Focados na atividade cultural “alternativa” e na opinião de pensadores que se dispunham a refletir criticamente sobre nossa condição de engenho – reflexão essa quase sempre excluída da mídia tradicional local – nosso Diário (nem tão diário assim, é verdade), veio crescendo e se inscrevendo. Ao longo desses cinco anos de trabalho, a nossa noção de Piracicaba como um grande engenho não diminuiu. Pelo contrário, aumentou.
Por outro lado, o que não esperávamos era que a noção de Brasil como um grande engenho pudesse novamente voltar à tona. Após mais de uma década de avanços políticos, sociais e culturais que encheram o mundo de espanto e admiração, vemos mais uma vez o país – e não mais apenas Piracicaba – assumir-se explicitamente como cruel e imenso engenho de escravos. Ampliada assim a noção de engenho, o nosso Diário do Engenho, hoje, acabou deixando de ser apenas o diário virtual de um engenho chamado Piracicaba para ser o diário virtual de um engenho chamado Brasil.
E não é para menos. O retrocesso político que estamos assistindo nesses últimos dois meses refez de nossa pátria esse velho engenho. Reacendidas as fornalhas e os tachos de cobre da velha política, reaquecidas as caldeiras da opressão e postas em funcionamento as grandes rodas d´água da alienação social, o engenho Brasil recoloca também no poder os donos da antiga casa-grande – que andavam ocultos, porém atentos, pelas roças do país.
Em apenas dois meses, velhos coronéis grisalhos e suas sinhás-moças deram marcha a ré nos direitos trabalhistas de nosso povo de uma forma que há muito não se via. No lugar do álcool e da cana de outrora, o Brasil-engenho de hoje entrega agora à metrópole o seu petróleo e mais um sem-fim de seus recursos naturais. Os velhos coronéis e suas sinhás-moças propõe também, para o povo, o fim do investimento em educação, em saúde, em segurança. De pior forma que antes, a derrama de nosso ouro não mais é suficiente para a sanha de nossos senhores – que exigem que a conta fiscal seja refeita e os impostos ampliados.

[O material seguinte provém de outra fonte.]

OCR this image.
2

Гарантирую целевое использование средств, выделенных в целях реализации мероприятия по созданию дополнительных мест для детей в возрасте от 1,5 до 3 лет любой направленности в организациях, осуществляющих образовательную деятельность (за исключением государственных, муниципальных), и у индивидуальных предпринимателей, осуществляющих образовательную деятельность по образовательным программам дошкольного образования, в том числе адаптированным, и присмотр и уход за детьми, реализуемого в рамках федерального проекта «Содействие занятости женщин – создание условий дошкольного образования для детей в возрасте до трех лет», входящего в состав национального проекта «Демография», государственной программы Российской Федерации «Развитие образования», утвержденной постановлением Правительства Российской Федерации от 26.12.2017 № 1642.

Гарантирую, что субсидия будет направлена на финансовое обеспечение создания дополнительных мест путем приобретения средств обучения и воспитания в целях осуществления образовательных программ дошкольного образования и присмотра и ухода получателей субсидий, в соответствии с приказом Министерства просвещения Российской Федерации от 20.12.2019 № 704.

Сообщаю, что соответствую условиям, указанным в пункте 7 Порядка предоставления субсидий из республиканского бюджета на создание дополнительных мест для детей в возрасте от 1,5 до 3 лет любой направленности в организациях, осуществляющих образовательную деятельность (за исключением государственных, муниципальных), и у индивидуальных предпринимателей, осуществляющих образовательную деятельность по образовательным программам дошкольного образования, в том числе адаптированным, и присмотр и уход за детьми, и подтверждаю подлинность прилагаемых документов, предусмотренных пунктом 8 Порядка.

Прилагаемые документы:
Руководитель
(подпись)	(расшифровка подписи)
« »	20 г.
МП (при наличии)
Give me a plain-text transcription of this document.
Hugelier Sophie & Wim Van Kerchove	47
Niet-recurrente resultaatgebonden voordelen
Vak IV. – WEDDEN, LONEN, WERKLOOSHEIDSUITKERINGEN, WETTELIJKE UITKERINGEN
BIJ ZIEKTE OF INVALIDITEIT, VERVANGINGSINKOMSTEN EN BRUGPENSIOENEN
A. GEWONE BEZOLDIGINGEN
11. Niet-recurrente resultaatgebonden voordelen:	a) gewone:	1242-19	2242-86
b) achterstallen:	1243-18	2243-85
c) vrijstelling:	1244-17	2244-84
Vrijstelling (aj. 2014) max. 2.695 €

E, por incrível que possa parecer, até mesmo o estudo e a faculdade – se disse nessas rodas da alta classe – passam a ser escancaradamente privilégio de quem tiver dinheiro. Afinal, pobre não precisa estudar – escravo inteligente é sempre mais perigoso.

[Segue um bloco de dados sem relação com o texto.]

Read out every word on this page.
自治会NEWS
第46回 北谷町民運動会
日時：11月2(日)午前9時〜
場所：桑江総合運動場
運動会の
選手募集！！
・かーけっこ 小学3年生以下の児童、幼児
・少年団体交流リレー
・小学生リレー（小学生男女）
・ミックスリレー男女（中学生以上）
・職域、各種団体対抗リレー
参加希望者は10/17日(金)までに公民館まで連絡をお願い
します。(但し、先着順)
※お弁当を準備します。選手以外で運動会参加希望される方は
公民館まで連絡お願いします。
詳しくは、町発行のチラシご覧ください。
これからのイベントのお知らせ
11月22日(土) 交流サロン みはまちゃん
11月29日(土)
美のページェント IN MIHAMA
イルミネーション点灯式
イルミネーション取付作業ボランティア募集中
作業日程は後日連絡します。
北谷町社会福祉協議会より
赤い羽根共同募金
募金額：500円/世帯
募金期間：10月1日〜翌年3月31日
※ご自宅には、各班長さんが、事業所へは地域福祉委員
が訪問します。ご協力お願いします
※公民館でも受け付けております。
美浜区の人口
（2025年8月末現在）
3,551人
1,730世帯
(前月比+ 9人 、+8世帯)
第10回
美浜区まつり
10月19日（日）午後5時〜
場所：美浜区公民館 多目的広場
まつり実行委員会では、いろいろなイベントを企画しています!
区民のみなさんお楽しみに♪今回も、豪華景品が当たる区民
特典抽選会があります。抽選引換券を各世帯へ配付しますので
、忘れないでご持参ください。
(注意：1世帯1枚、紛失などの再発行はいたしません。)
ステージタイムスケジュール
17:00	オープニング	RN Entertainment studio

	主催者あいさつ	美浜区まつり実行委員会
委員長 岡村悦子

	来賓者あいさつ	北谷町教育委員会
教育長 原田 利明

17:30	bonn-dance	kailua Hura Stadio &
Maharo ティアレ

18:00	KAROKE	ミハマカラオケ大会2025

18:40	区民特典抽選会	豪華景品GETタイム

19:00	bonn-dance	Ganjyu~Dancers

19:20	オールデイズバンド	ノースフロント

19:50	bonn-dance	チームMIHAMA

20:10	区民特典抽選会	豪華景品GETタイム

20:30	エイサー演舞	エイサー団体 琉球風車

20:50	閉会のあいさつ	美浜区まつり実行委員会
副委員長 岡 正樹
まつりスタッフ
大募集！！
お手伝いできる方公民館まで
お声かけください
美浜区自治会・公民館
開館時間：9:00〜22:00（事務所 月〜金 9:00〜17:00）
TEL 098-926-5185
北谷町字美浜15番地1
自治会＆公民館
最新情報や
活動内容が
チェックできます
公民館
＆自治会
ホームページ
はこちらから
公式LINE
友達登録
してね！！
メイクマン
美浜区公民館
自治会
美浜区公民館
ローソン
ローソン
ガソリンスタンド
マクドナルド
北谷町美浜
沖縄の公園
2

No lugar das botas largas de outrora, do charuto forte e do chapéu clássico, os coronéis adotaram hoje as becas pretas, os ternos importados. Hoje, não mais cavalos nem discursos no alpendre. Agora, os coronéis têm carros importados, têm redes de comunicação, têm jornais, rádios e outros. Aclamados por escravos e súditos, assumem novamente esses coronéis a compleição dos mitos e dos heróis. Sob a égide da limpeza política, querem também exterminar as raças, o gêneros e o colorido da nação. E tudo com a aprovação de boa parte da elite burra que vive esperando a sua condecoração para se sentir parte integrante de uma seleto grupo de eleitos.
Triste Brasil-Engenho que nos obrigado a escrever, neste Diário, a sua tortuosa e infeliz história.
PS: nem mais temos um Franz Post a nos pintar. O engenho atual é dos Romeros Britos.
Que pena.
Crítica lúcida, abrangente e corajosa.
Perfeito, Alê.
Parabéns.
Abraço.
A palavra que me veio à mente ao ler seu editorial foi CORAGEM!!!
Parabéns, Alê!!!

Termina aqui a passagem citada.